# Selling my Dads TT



## nataliec (8 mo ago)

I’ve never been on a forum so this is alien to me but I hear it’s a good place to come to sell desirable cars. I have my late dads Audi TT TFSI to sell. I’m not sure how I go about putting it on marketplace so any tips would be appreciated. Thank you.


----------



## Hoggy (May 8, 2002)

Hi Natalie, Welcome to the TTF.
As a new member, you will have to wait until forum software allows you access.
Hoggy.


----------



## nataliec (8 mo ago)

Hi Hoggy. Thanks for replying. I did wonder if it was something like that. Any ideas how long? Days / weeks? Thank you 😊


----------



## Hoggy (May 8, 2002)

nataliec said:


> Hi Hoggy. Thanks for replying. I did wonder if it was something like that. Any ideas how long? Days / weeks? Thank you 😊


Hi, Rather a difficult situation for you as you normally have to show you are a genuine contributor.
Hoggy.


----------



## nataliec (8 mo ago)

Oh that’s a shame. I thought this would be a good place to sell it as people would be genuinely interested. Auto trader it is. Thank you.


----------



## Hoggy (May 8, 2002)

nataliec said:


> Oh that’s a shame. I thought this would be a good place to sell it as people would be genuinely interested. Auto trader it is. Thank you.

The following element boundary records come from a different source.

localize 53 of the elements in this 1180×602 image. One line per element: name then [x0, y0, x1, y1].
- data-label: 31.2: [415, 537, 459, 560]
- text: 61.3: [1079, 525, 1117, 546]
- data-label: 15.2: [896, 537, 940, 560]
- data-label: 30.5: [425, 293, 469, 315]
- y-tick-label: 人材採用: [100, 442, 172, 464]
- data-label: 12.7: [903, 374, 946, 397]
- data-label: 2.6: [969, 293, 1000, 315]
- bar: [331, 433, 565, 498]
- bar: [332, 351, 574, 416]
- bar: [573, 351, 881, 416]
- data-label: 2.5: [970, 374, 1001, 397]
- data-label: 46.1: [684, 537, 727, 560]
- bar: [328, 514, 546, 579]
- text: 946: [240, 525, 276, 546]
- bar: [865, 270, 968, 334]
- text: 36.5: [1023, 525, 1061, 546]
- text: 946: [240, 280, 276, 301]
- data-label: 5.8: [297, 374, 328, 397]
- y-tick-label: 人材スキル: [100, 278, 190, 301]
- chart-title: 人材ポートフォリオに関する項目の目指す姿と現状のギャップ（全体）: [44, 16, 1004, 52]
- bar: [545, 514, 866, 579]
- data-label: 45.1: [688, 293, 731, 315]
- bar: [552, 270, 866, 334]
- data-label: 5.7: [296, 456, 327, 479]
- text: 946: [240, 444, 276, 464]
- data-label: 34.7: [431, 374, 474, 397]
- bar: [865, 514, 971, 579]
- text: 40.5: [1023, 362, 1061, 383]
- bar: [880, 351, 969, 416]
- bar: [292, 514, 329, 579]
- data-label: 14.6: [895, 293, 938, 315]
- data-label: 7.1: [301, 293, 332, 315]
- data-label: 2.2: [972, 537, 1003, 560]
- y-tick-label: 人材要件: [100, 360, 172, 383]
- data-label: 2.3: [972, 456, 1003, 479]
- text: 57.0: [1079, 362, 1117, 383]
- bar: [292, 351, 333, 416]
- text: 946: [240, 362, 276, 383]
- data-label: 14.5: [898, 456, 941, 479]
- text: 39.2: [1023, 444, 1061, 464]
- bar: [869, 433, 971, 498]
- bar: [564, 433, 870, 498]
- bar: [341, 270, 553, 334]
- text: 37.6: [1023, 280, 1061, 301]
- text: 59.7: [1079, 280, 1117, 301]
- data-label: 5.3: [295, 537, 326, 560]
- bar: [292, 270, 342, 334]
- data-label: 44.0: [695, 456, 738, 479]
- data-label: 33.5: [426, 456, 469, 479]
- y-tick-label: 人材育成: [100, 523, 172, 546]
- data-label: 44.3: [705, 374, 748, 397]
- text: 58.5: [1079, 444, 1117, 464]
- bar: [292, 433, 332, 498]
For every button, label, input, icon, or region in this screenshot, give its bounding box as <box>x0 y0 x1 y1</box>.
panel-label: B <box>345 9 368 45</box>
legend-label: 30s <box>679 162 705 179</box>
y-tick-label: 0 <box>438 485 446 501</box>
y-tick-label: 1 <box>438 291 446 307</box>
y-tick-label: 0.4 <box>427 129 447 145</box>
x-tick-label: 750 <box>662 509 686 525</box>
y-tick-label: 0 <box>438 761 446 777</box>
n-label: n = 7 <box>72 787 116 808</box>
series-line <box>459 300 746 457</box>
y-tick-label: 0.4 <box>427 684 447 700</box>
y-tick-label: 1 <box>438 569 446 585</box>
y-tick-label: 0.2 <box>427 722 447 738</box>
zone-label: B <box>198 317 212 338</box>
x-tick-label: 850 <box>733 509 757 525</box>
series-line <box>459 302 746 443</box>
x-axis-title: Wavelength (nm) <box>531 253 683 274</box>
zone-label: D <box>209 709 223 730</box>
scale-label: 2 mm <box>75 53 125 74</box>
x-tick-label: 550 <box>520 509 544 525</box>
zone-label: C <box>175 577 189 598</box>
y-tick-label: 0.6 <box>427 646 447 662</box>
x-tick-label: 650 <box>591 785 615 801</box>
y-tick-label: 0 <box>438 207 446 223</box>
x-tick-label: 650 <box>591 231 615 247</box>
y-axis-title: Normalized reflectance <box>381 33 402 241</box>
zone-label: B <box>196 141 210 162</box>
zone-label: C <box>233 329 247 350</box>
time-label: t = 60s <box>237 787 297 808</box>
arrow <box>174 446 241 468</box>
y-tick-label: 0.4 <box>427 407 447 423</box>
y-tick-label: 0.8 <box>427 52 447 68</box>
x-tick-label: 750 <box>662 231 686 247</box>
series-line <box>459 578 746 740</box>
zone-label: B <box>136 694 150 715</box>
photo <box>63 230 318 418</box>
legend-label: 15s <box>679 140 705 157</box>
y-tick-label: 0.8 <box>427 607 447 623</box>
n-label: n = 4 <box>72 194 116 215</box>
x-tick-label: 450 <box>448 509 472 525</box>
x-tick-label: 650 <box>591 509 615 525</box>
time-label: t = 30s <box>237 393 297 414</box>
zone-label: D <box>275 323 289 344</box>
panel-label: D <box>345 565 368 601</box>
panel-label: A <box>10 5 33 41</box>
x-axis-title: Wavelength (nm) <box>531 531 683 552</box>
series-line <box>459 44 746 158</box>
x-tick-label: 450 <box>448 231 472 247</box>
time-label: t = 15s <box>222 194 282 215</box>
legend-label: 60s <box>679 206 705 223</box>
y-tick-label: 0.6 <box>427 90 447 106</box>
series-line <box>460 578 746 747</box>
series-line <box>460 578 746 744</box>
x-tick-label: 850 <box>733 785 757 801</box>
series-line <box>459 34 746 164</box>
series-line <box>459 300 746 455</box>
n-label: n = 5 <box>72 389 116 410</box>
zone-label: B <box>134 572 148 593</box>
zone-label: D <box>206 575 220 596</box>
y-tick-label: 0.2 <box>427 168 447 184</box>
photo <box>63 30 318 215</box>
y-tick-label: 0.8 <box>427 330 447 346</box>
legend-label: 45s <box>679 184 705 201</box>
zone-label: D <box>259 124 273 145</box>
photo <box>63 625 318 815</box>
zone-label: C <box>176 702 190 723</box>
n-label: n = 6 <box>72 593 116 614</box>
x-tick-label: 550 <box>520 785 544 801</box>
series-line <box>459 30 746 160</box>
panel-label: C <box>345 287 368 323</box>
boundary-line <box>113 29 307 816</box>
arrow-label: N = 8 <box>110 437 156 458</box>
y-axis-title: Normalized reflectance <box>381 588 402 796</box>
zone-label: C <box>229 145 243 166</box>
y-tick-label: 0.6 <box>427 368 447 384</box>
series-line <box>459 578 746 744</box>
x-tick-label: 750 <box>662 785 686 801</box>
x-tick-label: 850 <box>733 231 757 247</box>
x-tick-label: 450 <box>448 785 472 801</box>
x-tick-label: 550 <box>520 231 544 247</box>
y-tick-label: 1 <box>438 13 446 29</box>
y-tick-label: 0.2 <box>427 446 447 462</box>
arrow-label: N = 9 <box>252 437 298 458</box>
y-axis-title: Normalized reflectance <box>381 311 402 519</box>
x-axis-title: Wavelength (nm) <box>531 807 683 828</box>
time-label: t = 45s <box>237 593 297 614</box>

Hi Natatalie, The format of this forum has changed over the last 9 months or so & mods do not have the facility to give genuine new members an option to post in the Market Place. I am attempting to find a way to give genuine new posters another option.
Will be in touch.
Hoggy.


----------



## YELLOW_TT (Feb 25, 2004)

Welcome good luck with the sale of your TT you could try some of the TT specific selling pages on Facebook


----------



## Hoggy (May 8, 2002)

nataliec said:


> Oh that’s a shame. I thought this would be a good place to sell it as people would be genuinely interested. Auto trader it is. Thank you.


Hi Natalie, Not much of an option for a new member wishing to sell, but becoming a Premium Member will now give access to the Market Place. 
Approx £16.


https://www.ttforum.co.uk/premium-membership/


Hoggy.


----------